If this bill were truly about health care, Republicans would take all the tax cuts out and use that money to ease the pain their bill would cause. But they won’t, because the tax cuts are the thing that matters to them.
Lie Three: The Senate bill is a “compromise.” Really? Between whom? The House wants to destroy Obamacare quickly, the Senate a bit more slowly while also cutting Medicaid more steeply over time. This is only a “compromise” between two very right-wing policies.
What's in the Senate health-care bill?
Senate Majority Leader Mitch McConnell (R-Ky.) unveiled the legislation that would reshape a big piece of the U.S. health-care system on Thursday, June 22. Here's what we know about the bill. (Monica Akhtar/The Washington Post)
Imagine you are negotiating with two creditors who say you owe them $1,000 and you insist you owe nothing. The first creditor wants the money quickly. The second says you can take a bit little longer, but you have to pay $1,200 — and he has the nerve to call this a “compromise.” Nowhere in this deal is your position taken into account.
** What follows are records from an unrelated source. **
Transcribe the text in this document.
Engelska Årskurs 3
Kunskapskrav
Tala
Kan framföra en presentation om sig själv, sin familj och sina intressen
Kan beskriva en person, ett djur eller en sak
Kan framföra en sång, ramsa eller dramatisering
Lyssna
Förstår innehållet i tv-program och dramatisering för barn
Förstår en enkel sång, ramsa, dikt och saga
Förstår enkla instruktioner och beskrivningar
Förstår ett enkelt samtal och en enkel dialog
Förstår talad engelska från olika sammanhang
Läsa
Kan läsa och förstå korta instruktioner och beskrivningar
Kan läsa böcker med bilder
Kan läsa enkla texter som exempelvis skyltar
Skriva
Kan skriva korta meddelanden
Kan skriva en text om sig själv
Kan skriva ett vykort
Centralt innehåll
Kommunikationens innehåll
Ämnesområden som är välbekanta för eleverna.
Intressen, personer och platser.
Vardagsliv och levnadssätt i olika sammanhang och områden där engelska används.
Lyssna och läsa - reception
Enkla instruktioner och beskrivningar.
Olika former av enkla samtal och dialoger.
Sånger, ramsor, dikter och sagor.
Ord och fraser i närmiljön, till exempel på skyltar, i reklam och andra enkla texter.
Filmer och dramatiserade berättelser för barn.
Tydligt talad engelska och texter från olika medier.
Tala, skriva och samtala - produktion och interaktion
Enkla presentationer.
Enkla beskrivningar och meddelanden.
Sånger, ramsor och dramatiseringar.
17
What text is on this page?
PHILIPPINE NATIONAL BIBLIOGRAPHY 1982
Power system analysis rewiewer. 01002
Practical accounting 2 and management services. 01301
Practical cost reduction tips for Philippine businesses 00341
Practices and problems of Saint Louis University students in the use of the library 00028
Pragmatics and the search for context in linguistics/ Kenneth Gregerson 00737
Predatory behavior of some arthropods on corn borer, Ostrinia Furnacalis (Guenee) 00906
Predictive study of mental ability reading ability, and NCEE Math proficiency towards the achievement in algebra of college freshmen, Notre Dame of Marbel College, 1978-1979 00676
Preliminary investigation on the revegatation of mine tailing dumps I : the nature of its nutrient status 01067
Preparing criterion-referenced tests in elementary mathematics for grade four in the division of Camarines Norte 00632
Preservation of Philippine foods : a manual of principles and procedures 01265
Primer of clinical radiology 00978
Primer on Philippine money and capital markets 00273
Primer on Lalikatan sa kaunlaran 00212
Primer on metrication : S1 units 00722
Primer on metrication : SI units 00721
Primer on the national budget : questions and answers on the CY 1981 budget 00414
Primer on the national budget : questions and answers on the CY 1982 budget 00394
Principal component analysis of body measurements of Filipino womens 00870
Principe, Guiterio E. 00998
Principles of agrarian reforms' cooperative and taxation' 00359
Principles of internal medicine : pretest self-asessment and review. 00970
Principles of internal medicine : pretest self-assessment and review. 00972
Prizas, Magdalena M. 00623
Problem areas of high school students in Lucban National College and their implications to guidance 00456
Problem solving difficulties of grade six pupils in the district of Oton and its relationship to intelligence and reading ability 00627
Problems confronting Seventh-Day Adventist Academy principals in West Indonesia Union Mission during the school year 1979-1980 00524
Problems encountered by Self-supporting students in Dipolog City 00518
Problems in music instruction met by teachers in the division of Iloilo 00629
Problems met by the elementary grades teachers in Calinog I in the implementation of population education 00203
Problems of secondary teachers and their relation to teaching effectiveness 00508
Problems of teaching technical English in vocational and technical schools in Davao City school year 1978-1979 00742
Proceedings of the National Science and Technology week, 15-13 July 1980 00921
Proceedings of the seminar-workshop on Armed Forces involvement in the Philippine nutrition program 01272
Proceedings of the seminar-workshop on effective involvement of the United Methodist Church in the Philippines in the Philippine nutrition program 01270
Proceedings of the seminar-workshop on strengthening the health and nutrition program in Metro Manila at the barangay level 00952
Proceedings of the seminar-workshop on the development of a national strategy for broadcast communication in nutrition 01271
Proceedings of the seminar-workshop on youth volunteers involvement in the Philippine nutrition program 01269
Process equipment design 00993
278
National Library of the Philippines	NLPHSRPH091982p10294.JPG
Welcome to the logic of the Senate health-care bill.
I hope I never have to write about Lie Four, which would be Republican senators who surely know better — including Susan Collins, Dean Heller, Lisa Murkowski, Jeff Flake, Shelley Moore Capito and Rob Portman — justifying their votes for this monstrosity by claiming that it’s the best they could do.
Heller signaled doubts about the proposal on Friday, which is a step in the right direction. But only by killing this bill would these senators open the way for reasonable fixes to the ACA. Do they really want to say someday that one of their most important votes in the Senate involved taking health care away from millions of Americans? I would like to believe they are too decent for that. I hope I’m not lying to myself.